Before we move on and begin our model search, you may have noticed that several new columns were appended to your data. Eureqa uses a basic ‘bag of words’ implementation for handling text data, which takes the most frequently used words and appends them to your data as columns with boolean values. As an example, if the 'title' of a webpage was ‘6 Tips for Evergreen Content,’ the columntitle_Evergreenwould have a value of ‘True’ or 1. For more information, take a look at Wikipedia’s article onBag-of-Words.
How to classify evergreen content with machine learning and Eureqa
Let’s go ahead and click the tab labeled Set Target. From this tab, we can tell Eureqa the variable we wish to model as well as what mathematical building blocks should be used during the model search.
We want to predict the variable ‘Label’, which signifies whether or not a given webpage is considered evergreen or ephemeral. Since this variable only contains values of 0 or 1, we’re going to use a special target expression that will provide a similar constraint on the resulting model. For this tutorial, we used the logistic function, which squashes values to be between 0 and 1. We choose the logistic function (as opposed to a step function) because it provides a better search gradient. For more information, see our tutorial on modeling binary values.

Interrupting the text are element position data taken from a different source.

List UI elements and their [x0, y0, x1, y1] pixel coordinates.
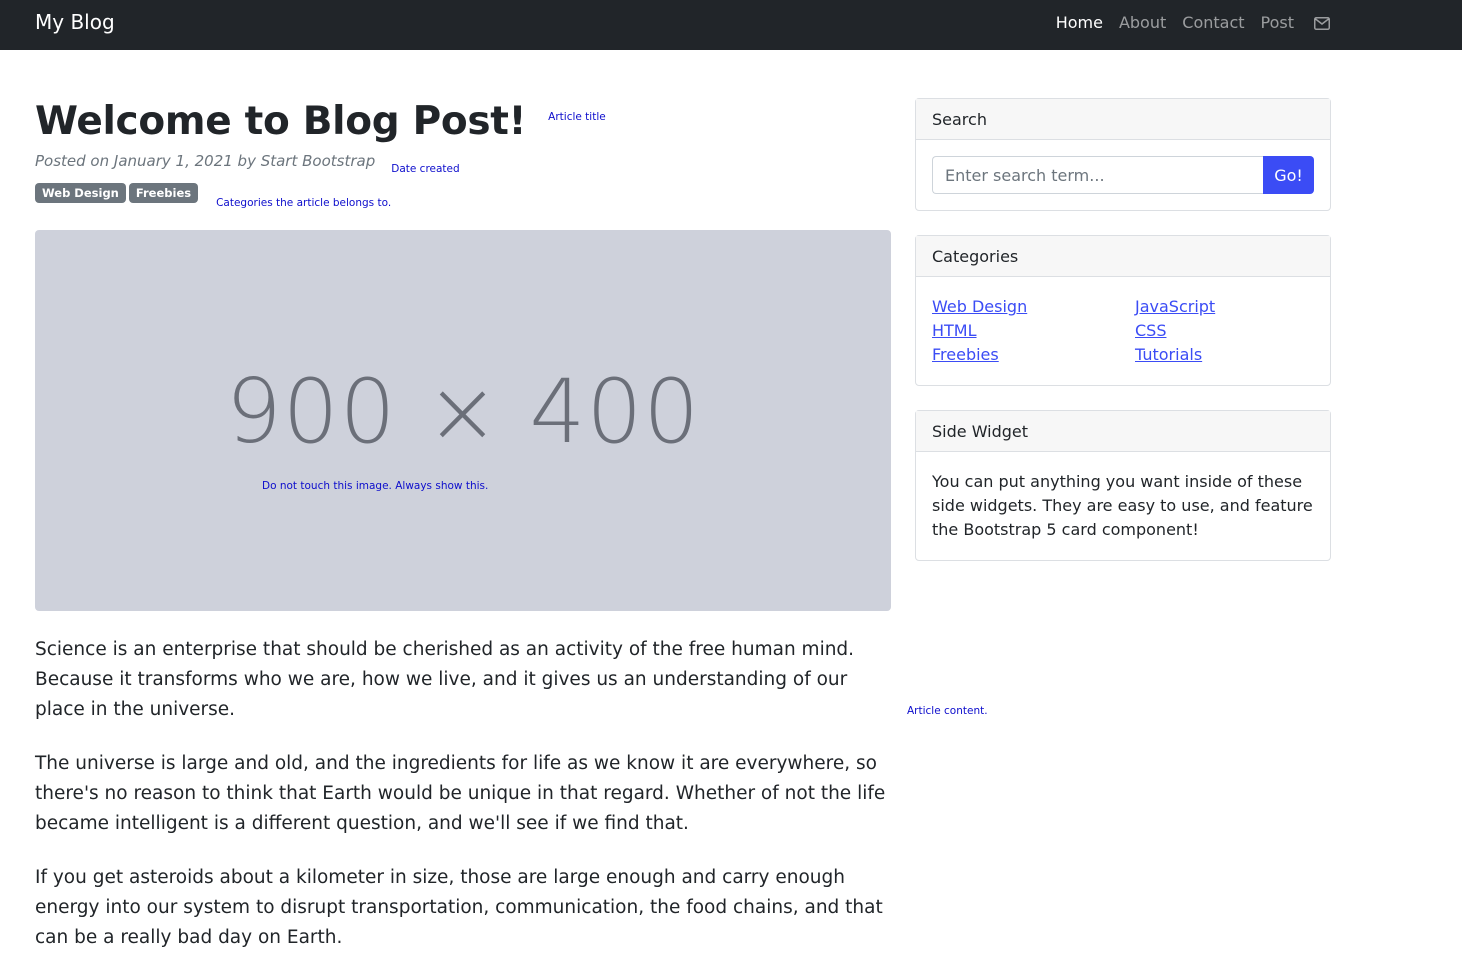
paragraph: The universe is large and old, and the i… — [35, 753, 886, 834]
meta-row: Posted on January 1, 2021 by Start Boots… — [35, 152, 891, 175]
categories-grid: Web Design JavaScript HTML CSS Freebies … — [932, 293, 1314, 369]
nav-home[interactable]: Home — [1056, 12, 1103, 34]
search-card: Search Go! — [915, 98, 1331, 211]
date-hint: Date created — [391, 163, 460, 175]
categories-card-header: Categories — [916, 236, 1330, 277]
article: Welcome to Blog Post! Article title Post… — [35, 98, 891, 948]
category-html[interactable]: HTML — [932, 319, 1135, 343]
category-css[interactable]: CSS — [1135, 319, 1314, 343]
badges-row: Web Design Freebies Categories the artic… — [35, 182, 891, 209]
content-hint: Article content. — [907, 705, 988, 717]
image-size-text: 900 × 400 — [225, 360, 701, 463]
category-tutorials[interactable]: Tutorials — [1135, 343, 1314, 367]
search-go-button[interactable]: Go! — [1263, 156, 1314, 194]
nav-post[interactable]: Post — [1261, 12, 1294, 34]
sidebar: Search Go! Categories Web Design JavaScr… — [915, 98, 1331, 585]
title-row: Welcome to Blog Post! Article title — [35, 98, 891, 148]
top-navbar: My Blog Home About Contact Post — [0, 0, 1462, 50]
search-card-header: Search — [916, 99, 1330, 140]
paragraph: Science is an enterprise that should be … — [35, 639, 855, 720]
post-title: Welcome to Blog Post! — [35, 99, 527, 144]
title-hint: Article title — [548, 111, 606, 123]
nav-about[interactable]: About — [1119, 12, 1166, 34]
categories-card: Categories Web Design JavaScript HTML CS… — [915, 235, 1331, 386]
image-hint: Do not touch this image. Always show thi… — [262, 480, 489, 492]
post-content: Science is an enterprise that should be … — [35, 635, 891, 977]
side-widget-card: Side Widget You can put anything you wan… — [915, 410, 1331, 561]
category-javascript[interactable]: JavaScript — [1135, 295, 1314, 319]
search-group: Go! — [932, 156, 1314, 194]
search-input[interactable] — [932, 156, 1263, 194]
side-widget-text: You can put anything you want inside of … — [932, 472, 1313, 539]
brand-link[interactable]: My Blog — [35, 10, 115, 34]
badge-freebies[interactable]: Freebies — [128, 183, 199, 203]
categories-hint: Categories the article belongs to. — [216, 197, 392, 209]
paragraph: If you get asteroids about a kilometer i… — [35, 867, 883, 948]
category-freebies[interactable]: Freebies — [932, 343, 1135, 367]
nav-links: Home About Contact Post — [1056, 12, 1330, 34]
nav-contact[interactable]: Contact — [1182, 12, 1244, 34]
side-widget-header: Side Widget — [916, 411, 1330, 452]
category-web-design[interactable]: Web Design — [932, 295, 1135, 319]
badge-web-design[interactable]: Web Design — [35, 183, 126, 203]
envelope-icon[interactable] — [1314, 16, 1330, 30]
post-meta: Posted on January 1, 2021 by Start Boots… — [35, 152, 376, 170]
post-image-placeholder: 900 × 400 Do not touch this image. Alway… — [35, 230, 891, 611]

We’re also going to make a couple of changes to the building blocks Eureqa will use during the search. Go ahead and enable the Logistic building block, as well as all of the Logical operators.
Also, since the Kaggle competition uses the AUC (area under curve) error metric, we should select AUC from the Error Metric dropdown list at the bottom of the Set Target screen.
At this point, Eureqa should look something like the screenshot below:
Now that we have set our target expression and selected what we believe are good ‘starter’ building blocks, we can begin our search.
The View Results tab offers a digest view of the top solutions Eureqa has generated over the course of a search. For the purposes of this tutorial, we ran Eureqa on a 72 Core private cloud for the better part of 3 hours, which generated 697,254 models.
At first glance, we can see that the top two models are very close in predictive accuracy and complexity, with AUC ranging between .2239 and .2276 and each using 29 to 27 terms, respectively.
Perhaps most importantly, because the output of Eureqa is an analytical model, we can easily identify what characteristics are most indicative of evergreen content. Our most accurate model includes URL_cake, URL_chicken, URL_chocolate, URL_cupcakes, URL_kitchen, URL_make, URL_Recipe, and URL_Recipes. This also seems to pass the sanity test because recipes would seemingly be "content" that will always stand the test of time.
Given these variables, it would appear that other variables like domain, embed ratio, number of links, and link word score, while possibly important indirectly, do not significantly improve accuracy and as a result are not used in the best models.
In just over three hours, we were able to go from a training dataset containing the characteristics of a given webpage, to an analytical model that predicts evergreen content correctly 78% of the time and offers us a much deeper understanding of the characteristics and relationships that are most indicative of evergreen content.
For real world applications, we would likely want to improve upon the predictive accuracy of our results by leveraging the 'raw content' by URL ZIP file provided by Stumbleupon, more thoroughly preparing our training data, adding or removing building blocks, letting Eureqa search for a longer time period, and leveraging additional computation resources.